Skill translation experts are available right here at Puget Sound! Career and Employment Services can help you get started on constructing a resume and cover letter that translate your part-time skills into marketable experience. Stop by Howarth Hall 101 to make an appointment with a career advisor or drop in with your resume or cover letter for a 15-minute consultation between 2:00 and 4:00 p.m. Monday-Friday.

© 2010 Career and Employment Services, University of Puget Sound
Photo: ratterrell

1 comment

  1. The number of highly skilled workers who found their way through kitchens and into the workplace is astounding to me.
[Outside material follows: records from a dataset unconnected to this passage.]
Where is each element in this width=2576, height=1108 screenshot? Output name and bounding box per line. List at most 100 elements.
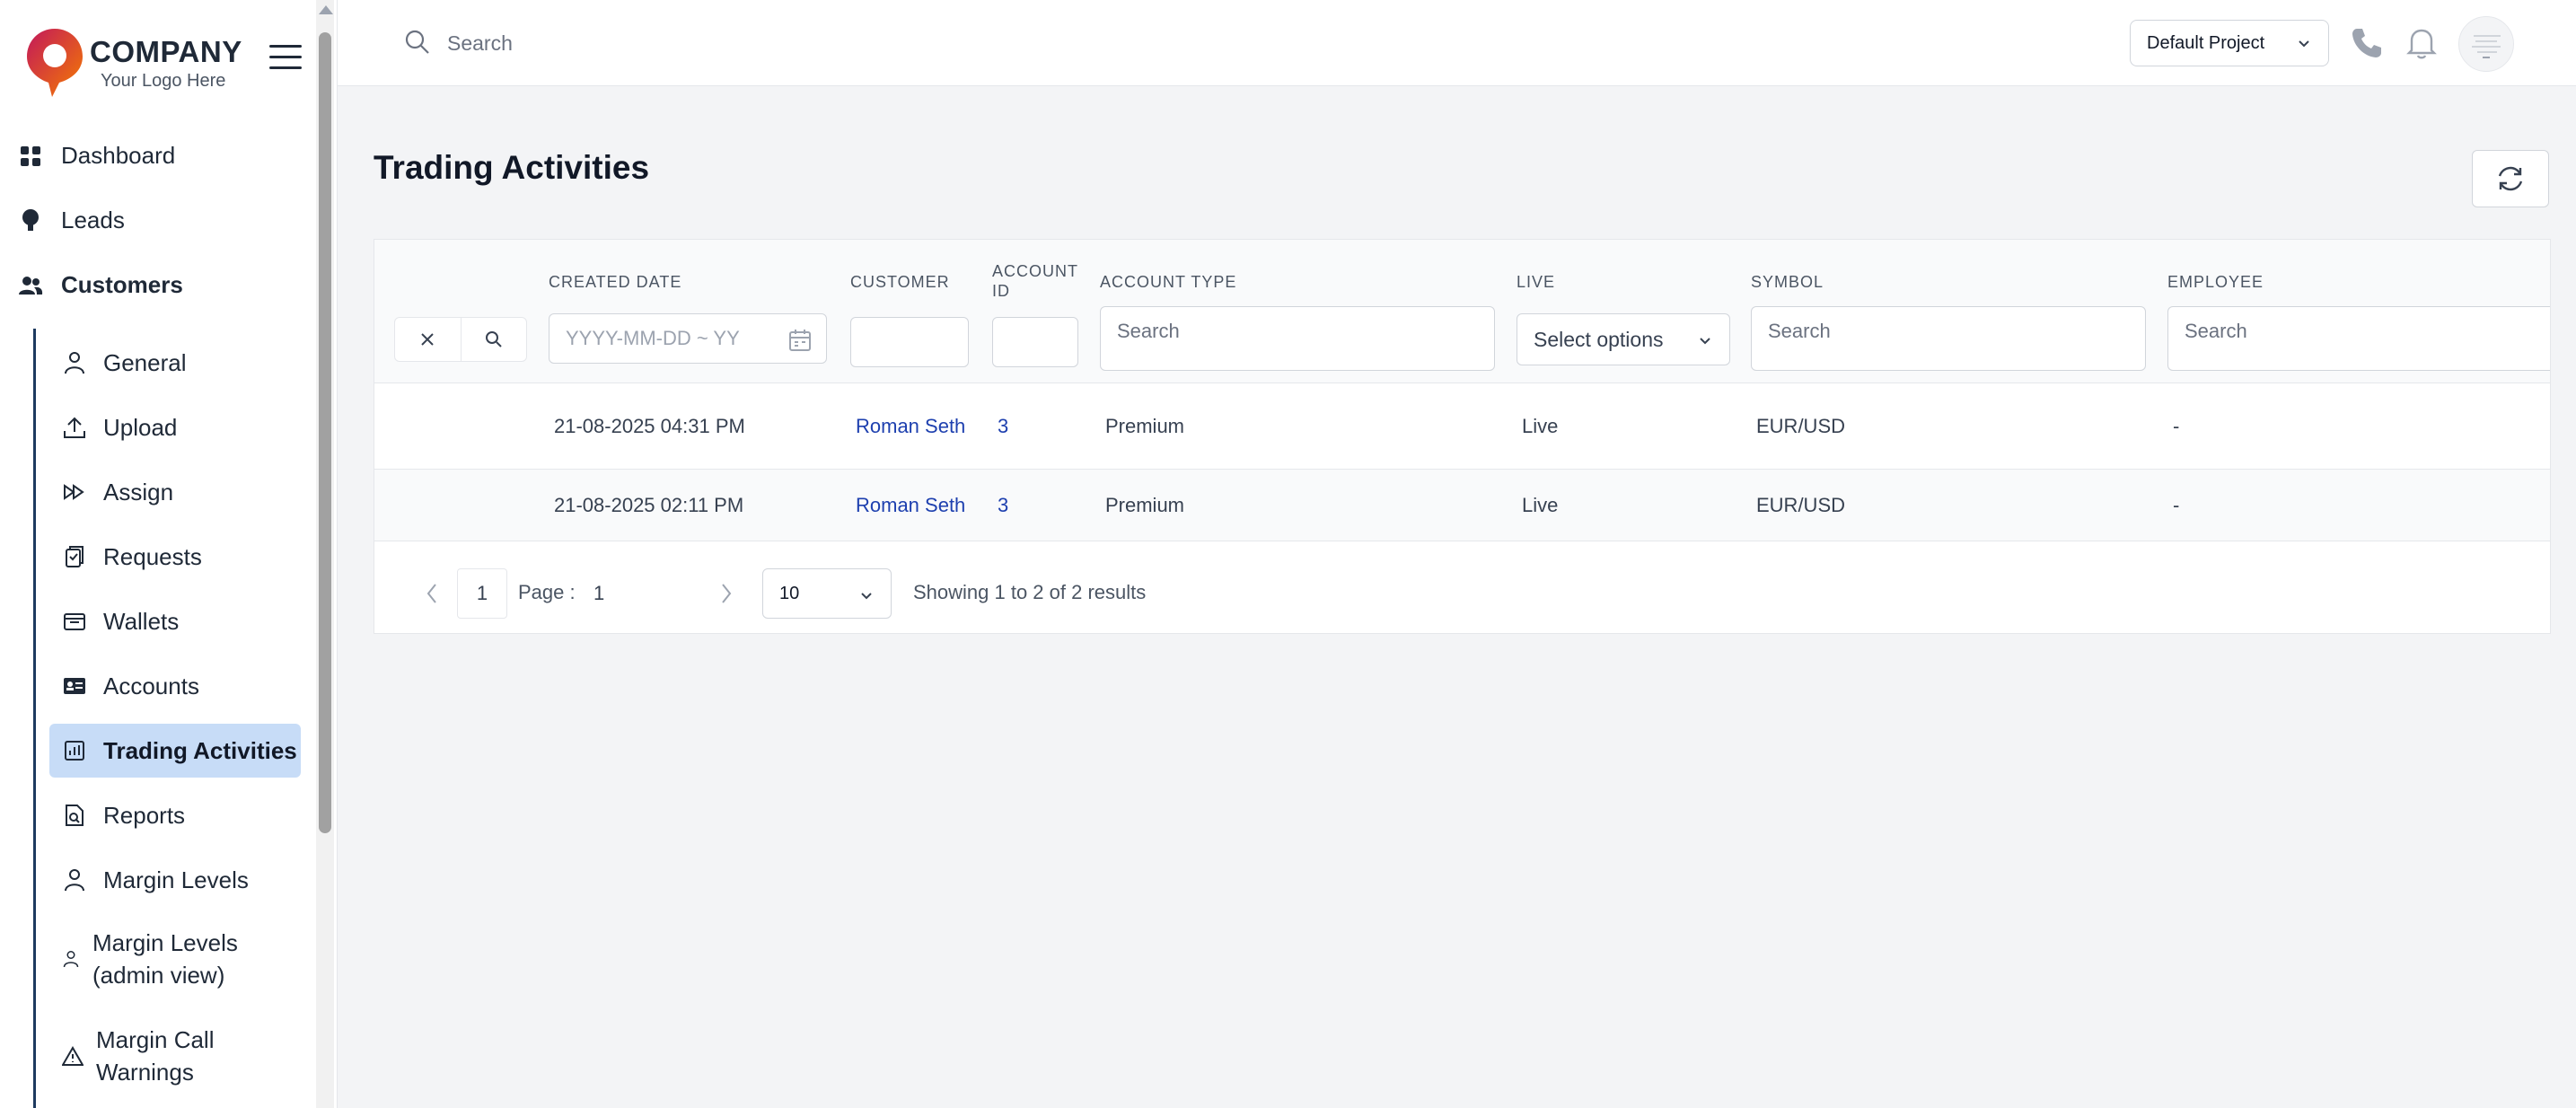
account-id-filter-input[interactable]	[992, 317, 1078, 367]
upload-icon	[62, 415, 87, 440]
cell-account-id-link[interactable]: 3	[998, 383, 1008, 470]
sidebar-item-label: Trading Activities	[103, 736, 297, 764]
bell-icon[interactable]	[2405, 25, 2439, 61]
cell-live: Live	[1522, 415, 1559, 437]
cell-account-type: Premium	[1105, 494, 1185, 516]
sidebar-item-reports[interactable]: Reports	[49, 797, 301, 833]
chevron-right-icon	[722, 584, 732, 603]
page-size-select[interactable]: 10	[762, 568, 892, 619]
trading-activities-table: CREATED DATE CUSTOMER ACCOUNT ID ACCOUNT…	[374, 239, 2551, 634]
results-summary: Showing 1 to 2 of 2 results	[913, 581, 1147, 603]
global-search-input[interactable]	[447, 25, 986, 61]
employee-search-input[interactable]	[2167, 306, 2550, 371]
submenu-guide-line	[33, 329, 36, 1108]
table-row[interactable]: 21-08-2025 04:31 PM Roman Seth 3 Premium…	[374, 383, 2550, 470]
chevron-down-icon	[1700, 338, 1710, 345]
cell-account-type: Premium	[1105, 415, 1185, 437]
sidebar-item-leads[interactable]: Leads	[18, 207, 125, 234]
cell-symbol: EUR/USD	[1756, 494, 1846, 516]
menu-toggle-icon[interactable]	[269, 45, 302, 72]
sidebar-item-margin-levels-admin[interactable]: Margin Levels (admin view)	[49, 925, 283, 993]
top-bar: Default Project	[338, 0, 2576, 86]
page-size-value: 10	[779, 583, 800, 603]
clear-filters-button[interactable]	[395, 318, 462, 361]
filter-actions	[394, 317, 527, 362]
page-number-button[interactable]: 1	[457, 568, 507, 619]
table-row[interactable]: 21-08-2025 02:11 PM Roman Seth 3 Premium…	[374, 470, 2550, 541]
cell-live: Live	[1522, 494, 1559, 516]
report-icon	[62, 803, 87, 828]
cell-symbol: EUR/USD	[1756, 415, 1846, 437]
user-icon	[62, 867, 87, 893]
logo-company-text: COMPANY	[90, 34, 242, 68]
sidebar-item-accounts[interactable]: Accounts	[49, 668, 301, 704]
scroll-thumb[interactable]	[319, 32, 331, 833]
page-jump-input[interactable]	[593, 570, 701, 617]
pagination: 1 Page : 10 Showing 1 to 2 of 2 results	[374, 554, 2550, 635]
refresh-button[interactable]	[2472, 150, 2549, 207]
sidebar-item-customers[interactable]: Customers	[18, 271, 183, 299]
wallet-icon	[62, 609, 87, 634]
created-date-range-input[interactable]	[549, 313, 827, 364]
search-icon	[485, 331, 502, 347]
sidebar-item-wallets[interactable]: Wallets	[49, 603, 301, 639]
lightbulb-icon	[18, 208, 43, 233]
column-header-created-date: CREATED DATE	[549, 273, 682, 291]
user-icon	[62, 350, 87, 375]
calendar-icon[interactable]	[787, 328, 813, 353]
apply-filters-button[interactable]	[462, 318, 527, 361]
logo-pin-icon	[27, 29, 83, 97]
column-header-symbol: SYMBOL	[1751, 273, 1824, 291]
live-filter-placeholder: Select options	[1534, 327, 1664, 351]
sidebar-item-label: Wallets	[103, 607, 180, 635]
refresh-icon	[2498, 166, 2523, 191]
logo-tagline: Your Logo Here	[101, 70, 226, 91]
sidebar-item-upload[interactable]: Upload	[49, 409, 301, 445]
chevron-down-icon	[2299, 40, 2309, 48]
next-page-button[interactable]	[701, 568, 752, 619]
sidebar-item-general[interactable]: General	[49, 345, 301, 381]
id-card-icon	[62, 673, 87, 699]
user-icon	[62, 946, 80, 972]
page-label: Page :	[518, 581, 576, 603]
sidebar-item-label: Upload	[103, 413, 178, 441]
users-icon	[18, 273, 43, 298]
phone-icon[interactable]	[2349, 25, 2385, 61]
fast-forward-icon	[62, 479, 87, 505]
user-avatar[interactable]	[2458, 16, 2514, 72]
previous-page-button[interactable]	[407, 568, 457, 619]
clipboard-icon	[62, 544, 87, 569]
sidebar-item-label: Assign	[103, 478, 174, 506]
symbol-search-input[interactable]	[1751, 306, 2146, 371]
customer-filter-input[interactable]	[850, 317, 969, 367]
cell-customer-link[interactable]: Roman Seth	[856, 470, 965, 541]
sidebar-item-margin-levels[interactable]: Margin Levels	[49, 862, 301, 898]
project-selector-value: Default Project	[2147, 32, 2265, 53]
cell-account-id-link[interactable]: 3	[998, 470, 1008, 541]
sidebar-item-margin-call-warnings[interactable]: Margin Call Warnings	[49, 1022, 256, 1090]
sidebar-item-label: Customers	[61, 271, 183, 298]
sidebar-item-dashboard[interactable]: Dashboard	[18, 142, 175, 170]
sidebar-item-assign[interactable]: Assign	[49, 474, 301, 510]
sidebar-item-label: Margin Levels	[103, 866, 249, 893]
cell-created-date: 21-08-2025 04:31 PM	[554, 415, 745, 437]
sidebar-item-trading-activities[interactable]: Trading Activities	[49, 724, 301, 778]
cell-customer-link[interactable]: Roman Seth	[856, 383, 965, 470]
close-icon	[421, 333, 434, 346]
sidebar-item-label: Margin Levels (admin view)	[92, 929, 238, 989]
live-filter-select[interactable]: Select options	[1517, 313, 1730, 365]
chevron-left-icon	[426, 584, 436, 603]
scroll-up-arrow-icon[interactable]	[319, 5, 333, 14]
sidebar-item-label: Leads	[61, 207, 125, 233]
column-header-live: LIVE	[1517, 273, 1556, 291]
project-selector[interactable]: Default Project	[2130, 20, 2329, 66]
sidebar-scrollbar[interactable]	[316, 0, 334, 1108]
chevron-down-icon	[861, 593, 872, 600]
sidebar-item-label: Accounts	[103, 672, 199, 699]
sidebar-item-requests[interactable]: Requests	[49, 539, 301, 575]
grid-icon	[18, 144, 43, 169]
sidebar-item-label: Reports	[103, 801, 186, 829]
account-type-search-input[interactable]	[1100, 306, 1495, 371]
company-logo[interactable]: COMPANY Your Logo Here	[25, 27, 242, 99]
column-header-account-id: ACCOUNT ID	[992, 262, 1078, 300]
Especially as I think of people who are interested in changing the world through health reform, nutrition, etc. This is a glimpse into one of the most practical components of life, food!

    Finding myself among the ranks of the once-kitchen-employed, I remember the copious amounts of guacamole made in 10 gallon bins (that’s a lot of avocados!), the numbers of whole chickens finding their legs tied together for a trip to the rotisserie, and I recall the time management, inventorying, organization and prioritization skills. So to all the future Jamie Olivers in the room looking for a food revolution, heed James’ advice…a lot of us have been there and it’s more than a job! Looking back, those stainless steel work surfaces taught me so much!